By placing these combinations and multiple bet types, you can accumulate even greater winnings. There are greater risks involved as you aren’t just concerned with one, but potentially several horses.

Step 6: Placing A Bet

Now, it’s time to get your wager on.

Should you bet on track or do so online? It is always worth comparing the price offered at wagering windows with the internet.

If the racetrack odds aren’t as good as what you can get online, then why miss out on a bigger return?

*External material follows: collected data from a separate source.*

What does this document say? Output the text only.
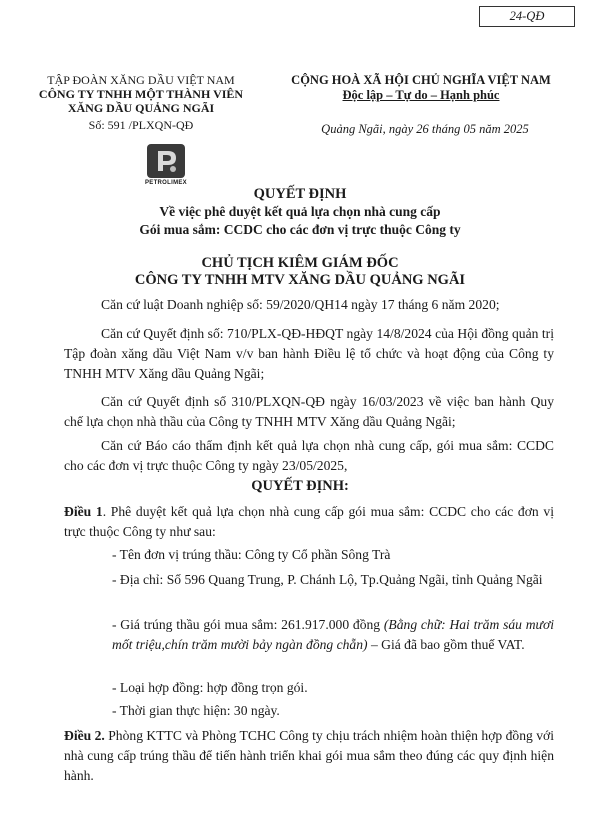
24-QĐ
TẬP ĐOÀN XĂNG DẦU VIỆT NAM
CÔNG TY TNHH MỘT THÀNH VIÊN
XĂNG DẦU QUẢNG NGÃI
Số: 591 /PLXQN-QĐ
CỘNG HOÀ XÃ HỘI CHỦ NGHĨA VIỆT NAM
Độc lập – Tự do – Hạnh phúc
Quảng Ngãi, ngày 26 tháng 05 năm 2025
PETROLIMEX
QUYẾT ĐỊNH
Về việc phê duyệt kết quả lựa chọn nhà cung cấp
Gói mua sắm: CCDC cho các đơn vị trực thuộc Công ty
CHỦ TỊCH KIÊM GIÁM ĐỐC
CÔNG TY TNHH MTV XĂNG DẦU QUẢNG NGÃI
Căn cứ luật Doanh nghiệp số: 59/2020/QH14 ngày 17 tháng 6 năm 2020;
Căn cứ Quyết định số: 710/PLX-QĐ-HĐQT ngày 14/8/2024 của Hội đồng quản trị Tập đoàn xăng dầu Việt Nam v/v ban hành Điều lệ tổ chức và hoạt động của Công ty TNHH MTV Xăng dầu Quảng Ngãi;
Căn cứ Quyết định số 310/PLXQN-QĐ ngày 16/03/2023 về việc ban hành Quy chế lựa chọn nhà thầu của Công ty TNHH MTV Xăng dầu Quảng Ngãi;
Căn cứ Báo cáo thẩm định kết quả lựa chọn nhà cung cấp, gói mua sắm: CCDC cho các đơn vị trực thuộc Công ty ngày 23/05/2025,
QUYẾT ĐỊNH:
Điều 1. Phê duyệt kết quả lựa chọn nhà cung cấp gói mua sắm: CCDC cho các đơn vị trực thuộc Công ty như sau:
- Tên đơn vị trúng thầu: Công ty Cổ phần Sông Trà
- Địa chỉ: Số 596 Quang Trung, P. Chánh Lộ, Tp.Quảng Ngãi, tỉnh Quảng Ngãi
- Giá trúng thầu gói mua sắm: 261.917.000 đồng (Bằng chữ: Hai trăm sáu mươi mốt triệu,chín trăm mười bảy ngàn đồng chẵn) – Giá đã bao gồm thuế VAT.
- Loại hợp đồng: hợp đồng trọn gói.
- Thời gian thực hiện: 30 ngày.
Điều 2. Phòng KTTC và Phòng TCHC Công ty chịu trách nhiệm hoàn thiện hợp đồng với nhà cung cấp trúng thầu để tiến hành triển khai gói mua sắm theo đúng các quy định hiện hành.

To bet on a betting site, you will need to:

  • Sign up for an account (and do so in advance)
  • Make a deposit so you have money to bet with on live horse races
  • Betting apps may be available in some cases to download for your smartphone or tablet
  • Log in to your account, find the race meeting and event you want to bet on
  • Select the horse by clicking or tapping on its odds (this adds it to the betslip)
  • Now enter your stake and place the bet
  • You can check after the race that the bet has been settled

If you want to bet on the racetrack instead, then here is what you should do:

  • Queue up for a betting window or automated teller
  • If you’re at a window, then talk with the clerk and explain which race, the type of bet and horse(s) involved, and how much you want to stake
  • They will give you a ticket, which you should always keep safe
  • If you lose it, then you can’t claim any winnings from the window afterwards
  • Alternatively, use a teller where you input information to generate your ticket, then scan it after the race to receive a return
  • UK bettors can use trackside bookmaker pitches in the betting right on course

Step 7: Watch the Race and (Hopefully) Collect Your Winnings

All you need to do now is kick back and watch the race unfold.

If your bet wins, then you need to get it settled.

Take your ticket to the teller and scan it. If you got it from a betting window, then you need to go back there to get your winnings.

For online bets, check your account and see if your balance is bigger than what it was before.

We know you might still have some questions, so we’ve done our best to answer the most common ones below.

What is the minimum I can bet on a live horse race?

Minimum stakes vary depending on the racetrack or online betting services available. It is usually $/£1 or $/£2.

How much should I bet on live horse races?

This depends on your means. It is good to have a budget in mind and stick to that. Betting is supposed to be a bit of fun, so never gamble more than you can afford to lose.

How can I get better at betting on horse racing?

Practice makes perfect, and there is no substitute for studying horses’ form yourself. Using experts’ selections or the betting market as a guide, ask yourself why tipsters put a horse forward or why it’s that price?

What is the secret to betting on live horse races?

There’s no secret, just being knowledgeable about the sport is a good foundation. It doesn’t guarantee you will win every time you bet, but can only help.

Can I place bets using my debit or credit card?

Provided there are no limitations on what services you use your debit or credit card for, then yes you can. Some tellers and betting windows have card machines in them. Cards are also a popular deposit method for online betting accounts.

It should be noted that in the UK, as of April 14, 2020, the UKGC’s ban on gambling on credit cards will come into force, so you won’t be able to use your credit card in the UK to place bets soon.

What is the different between betting on the exchanges and fixed odds?

Fixed odds markets are where you back a horse to win. Bettors can use online betting exchanges to lay horses to lose. They are also different from a sportsbook in that you are making bets with other users rather than a bookmaker. It means you could win or lose more than taking a fixed odds price.